Donald B Morrish – 2nd Lt. King’s own light Infantry – killed in action August 18th 1916 aged 25


"We regret to record that another young member of our Association, 2nd Lieutenant Donald Bernard Morrish, King's Own Yorkshire Light Infantry (Trench Mortar Officer), has fallen in action. He was killed in France on August 18. Lieutenant D. B. Morrish was the younger son of Mr and Mrs John Morrish of 46, Carson Road, Dulwich, and was 25 years of age. He qualified as L.D.S.Eng. from Guy's Hospital in 1913, and had been in practice at Cambridge. He joined the British Dental Association in 1913. At hospital, Morrish was a quiet, efficient worker; popular among his fellow students and all with whom he came in contact."


John E Wheeler

John E Wheeler – Capt. Royal Garrison Artillery – killed in action November 10th 1916 aged 29


"We regret to report the death of a young member of the Association, Captain John Eric Wheeler, who was the eldest son of Mr S Wheeler, of Leicester, and was educated at Wyggeston School. He entered as a student at Charing Cross Hospital and the Royal Dental Hospital, and among the distinctions he gained was included the "Woodhouse" Scholarship. He qualified as L.D.S.Eng. in 1908, and joined the Association in 1909. He was a pupil of Mr Walter Harrison (Hove, Brighton), and afterwards for some time associated with him in his practice, being also on the Staff of the Brighton and District Public Dental Service.

"He was a most conscientious man in all his undertakings, and a true and kind friend, and also well read, being devoted to literature.

"He took a keen interest in the Boy Scouts, being Scout Master at Shrewsbury, where he practised with Mr Quinby. He joined the Sussex R.G.A. Territorials some years ago and on going to Shrewsbury was transferred to the Lancashire and Cheshire R.G.A.

"Early in the war he volunteered for Foreign Service, and in the spring went to France with a Siege Battery; his death occurred on November 10."



Claude H Stainer

Claude H Stainer – 2nd Lt. Loyal North Lancashire Regiment – killed in action November 15th 1916 aged 31


"We regret to announce that Second Lieutenant Claude Hamilton Stainer, Loyal North Lancashire Regiment, was killed in action on November 15, 1916, whilst attacking a German trench. He was the youngest and only surviving son of Captain William Stainer, R.N., of 22, Twyford Avenue, West Acton, W., and was 31 years of age. He qualified as L.D.S.Eng. in 1913, from Guy's Hospital Dental School, where he was very popular and esteemed both by his teachers and by his fellow students. He was in practice in Lydenburg,Transvaal when war broke out, and he returned to England to offer his services to his King and Country. He obtained his commission from the Inns of Court O.T.C. in August, 1916, and crossed to France in October. His death has occasioned sincere regret among his brother officers and many friends".

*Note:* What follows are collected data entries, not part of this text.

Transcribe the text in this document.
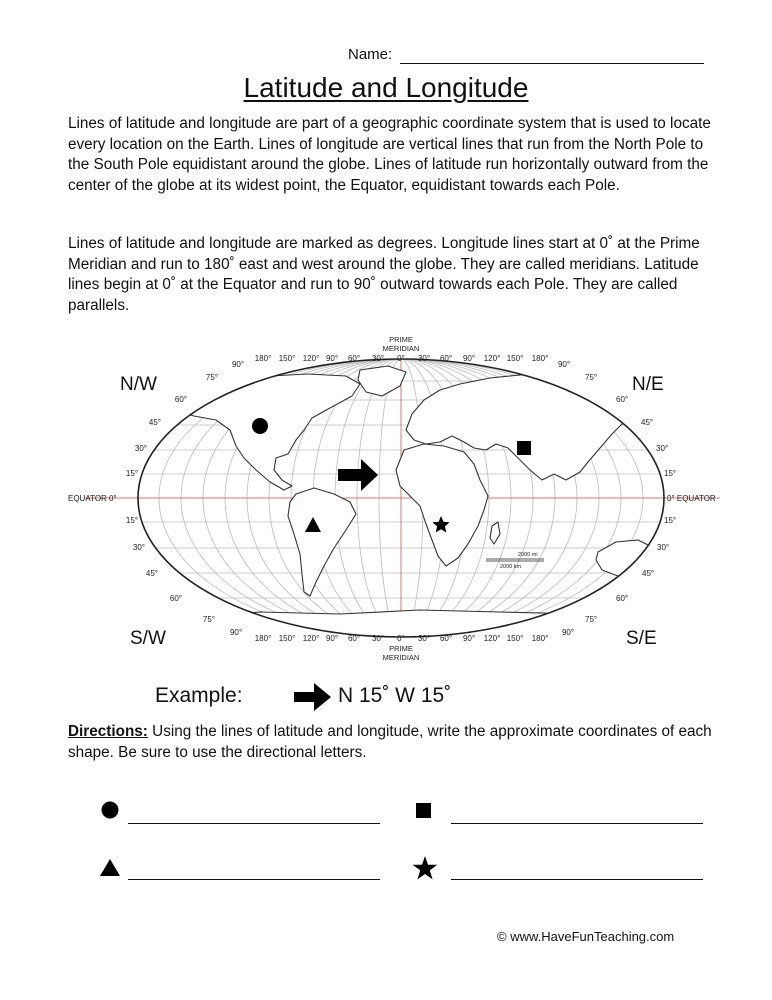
Name:
Latitude and Longitude

Lines of latitude and longitude are part of a geographic coordinate system that is used to locate every location on the Earth. Lines of longitude are vertical lines that run from the North Pole to the South Pole equidistant around the globe. Lines of latitude run horizontally outward from the center of the globe at its widest point, the Equator, equidistant towards each Pole.

Lines of latitude and longitude are marked as degrees. Longitude lines start at 0˚ at the Prime Meridian and run to 180˚ east and west around the globe. They are called meridians. Latitude lines begin at 0˚ at the Equator and run to 90˚ outward towards each Pole. They are called parallels.

N/W	N/E
S/W	S/E
PRIME
MERIDIAN
PRIME
MERIDIAN
90°
180° 150° 120° 90° 60° 30° 0° 30° 60° 90° 120° 150° 180°
90°
90°
180° 150° 120° 90° 60° 30° 0° 30° 60° 90° 120° 150° 180°
90°
75°
60°
45°
30°
15°
15°
30°
45°
60°
75°
75°
60°
45°
30°
15°
15°
30°
45°
60°
75°
EQUATOR 0°	0° EQUATOR
2000 mi
2000 km
Example:	N 15˚ W 15˚

Directions: Using the lines of latitude and longitude, write the approximate coordinates of each shape. Be sure to use the directional letters.

© www.HaveFunTeaching.com
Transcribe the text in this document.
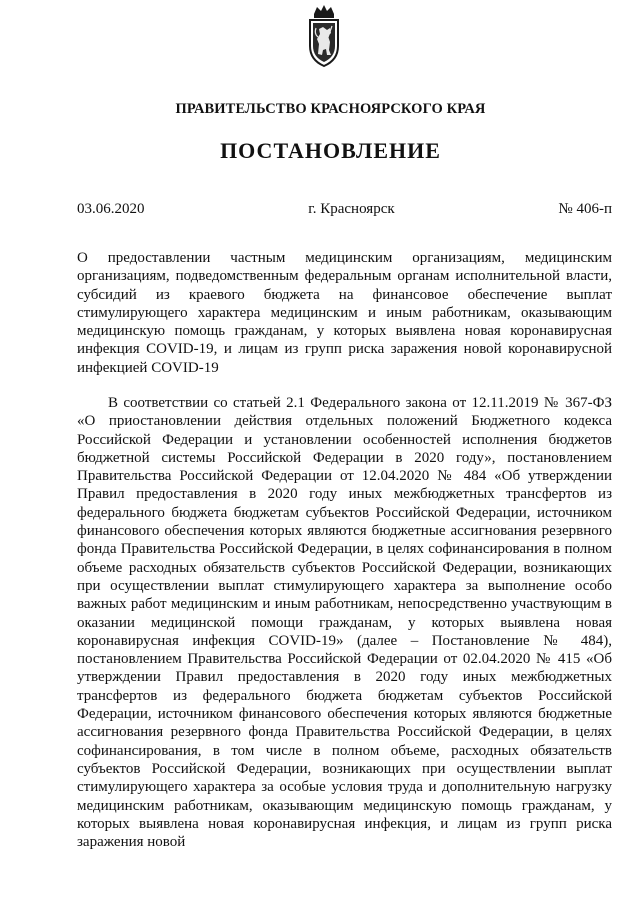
ПРАВИТЕЛЬСТВО КРАСНОЯРСКОГО КРАЯ
ПОСТАНОВЛЕНИЕ
03.06.2020	г. Красноярск	№ 406-п
О предоставлении частным медицинским организациям, медицинским организациям, подведомственным федеральным органам исполнительной власти, субсидий из краевого бюджета на финансовое обеспечение выплат стимулирующего характера медицинским и иным работникам, оказывающим медицинскую помощь гражданам, у которых выявлена новая коронавирусная инфекция COVID-19, и лицам из групп риска заражения новой коронавирусной инфекцией COVID-19
В соответствии со статьей 2.1 Федерального закона от 12.11.2019 № 367-ФЗ «О приостановлении действия отдельных положений Бюджетного кодекса Российской Федерации и установлении особенностей исполнения бюджетов бюджетной системы Российской Федерации в 2020 году», постановлением Правительства Российской Федерации от 12.04.2020 № 484 «Об утверждении Правил предоставления в 2020 году иных межбюджетных трансфертов из федерального бюджета бюджетам субъектов Российской Федерации, источником финансового обеспечения которых являются бюджетные ассигнования резервного фонда Правительства Российской Федерации, в целях софинансирования в полном объеме расходных обязательств субъектов Российской Федерации, возникающих при осуществлении выплат стимулирующего характера за выполнение особо важных работ медицинским и иным работникам, непосредственно участвующим в оказании медицинской помощи гражданам, у которых выявлена новая коронавирусная инфекция COVID-19» (далее – Постановление № 484), постановлением Правительства Российской Федерации от 02.04.2020 № 415 «Об утверждении Правил предоставления в 2020 году иных межбюджетных трансфертов из федерального бюджета бюджетам субъектов Российской Федерации, источником финансового обеспечения которых являются бюджетные ассигнования резервного фонда Правительства Российской Федерации, в целях софинансирования, в том числе в полном объеме, расходных обязательств субъектов Российской Федерации, возникающих при осуществлении выплат стимулирующего характера за особые условия труда и дополнительную нагрузку медицинским работникам, оказывающим медицинскую помощь гражданам, у которых выявлена новая коронавирусная инфекция, и лицам из групп риска заражения новой
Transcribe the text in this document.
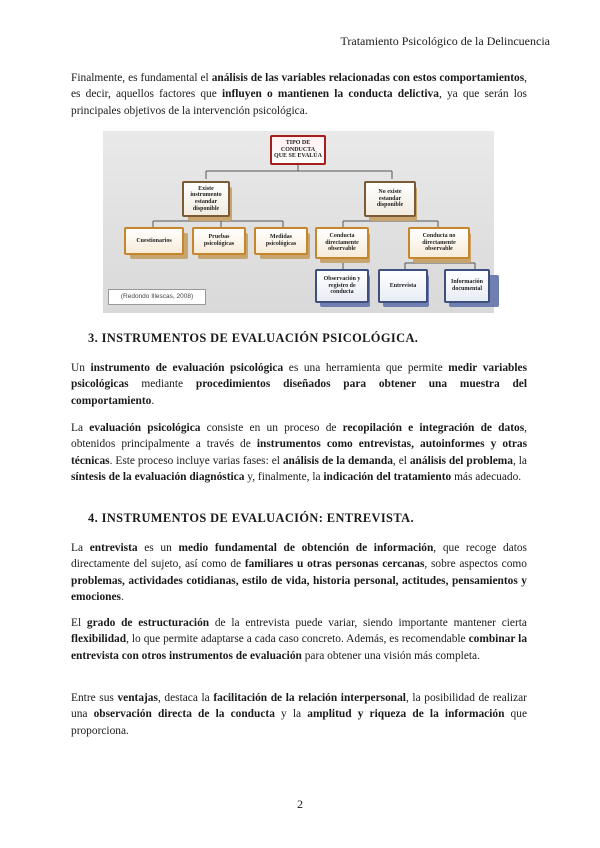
Tratamiento Psicológico de la Delincuencia

Finalmente, es fundamental el análisis de las variables relacionadas con estos comportamientos, es decir, aquellos factores que influyen o mantienen la conducta delictiva, ya que serán los principales objetivos de la intervención psicológica.

TIPO DE CONDUCTA QUE SE EVALÚA
Existe instrumento estandar disponible
No existe estandar disponible
Cuestionarios
Pruebas psicológicas
Medidas psicológicas
Conducta directamente observable
Conducta no directamente observable
Observación y registro de conducta
Entrevista
Información documental
(Redondo Illescas, 2008)
3. INSTRUMENTOS DE EVALUACIÓN PSICOLÓGICA.

Un instrumento de evaluación psicológica es una herramienta que permite medir variables psicológicas mediante procedimientos diseñados para obtener una muestra del comportamiento.

La evaluación psicológica consiste en un proceso de recopilación e integración de datos, obtenidos principalmente a través de instrumentos como entrevistas, autoinformes y otras técnicas. Este proceso incluye varias fases: el análisis de la demanda, el análisis del problema, la síntesis de la evaluación diagnóstica y, finalmente, la indicación del tratamiento más adecuado.

4. INSTRUMENTOS DE EVALUACIÓN: ENTREVISTA.

La entrevista es un medio fundamental de obtención de información, que recoge datos directamente del sujeto, así como de familiares u otras personas cercanas, sobre aspectos como problemas, actividades cotidianas, estilo de vida, historia personal, actitudes, pensamientos y emociones.

El grado de estructuración de la entrevista puede variar, siendo importante mantener cierta flexibilidad, lo que permite adaptarse a cada caso concreto. Además, es recomendable combinar la entrevista con otros instrumentos de evaluación para obtener una visión más completa.

Entre sus ventajas, destaca la facilitación de la relación interpersonal, la posibilidad de realizar una observación directa de la conducta y la amplitud y riqueza de la información que proporciona.

2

Morrish, Snell and Stainer are commemorated on the Thiepval Memorial.


Wheeler is buried in the Guillemont Cemetery.

Dentists relied on German chemicals and drugs

As the war began it became clear that a large number of the filling materials used by UK dentists had been manufactured in Germany, even those sold under English names. Read a BDJ piece on this from October 1914.

A Scientific Advisory Committee was formed at Sheffield University to help solve this problem. Read a follow up from the BDJ November 2014.

The Metropolitan Branch Research Committee later published in the BDJ a list of English drugs suggested for use as substitutes for German preparations. The German drugs included such staples as aspirin, lysol, potassium salts, trional and veronal.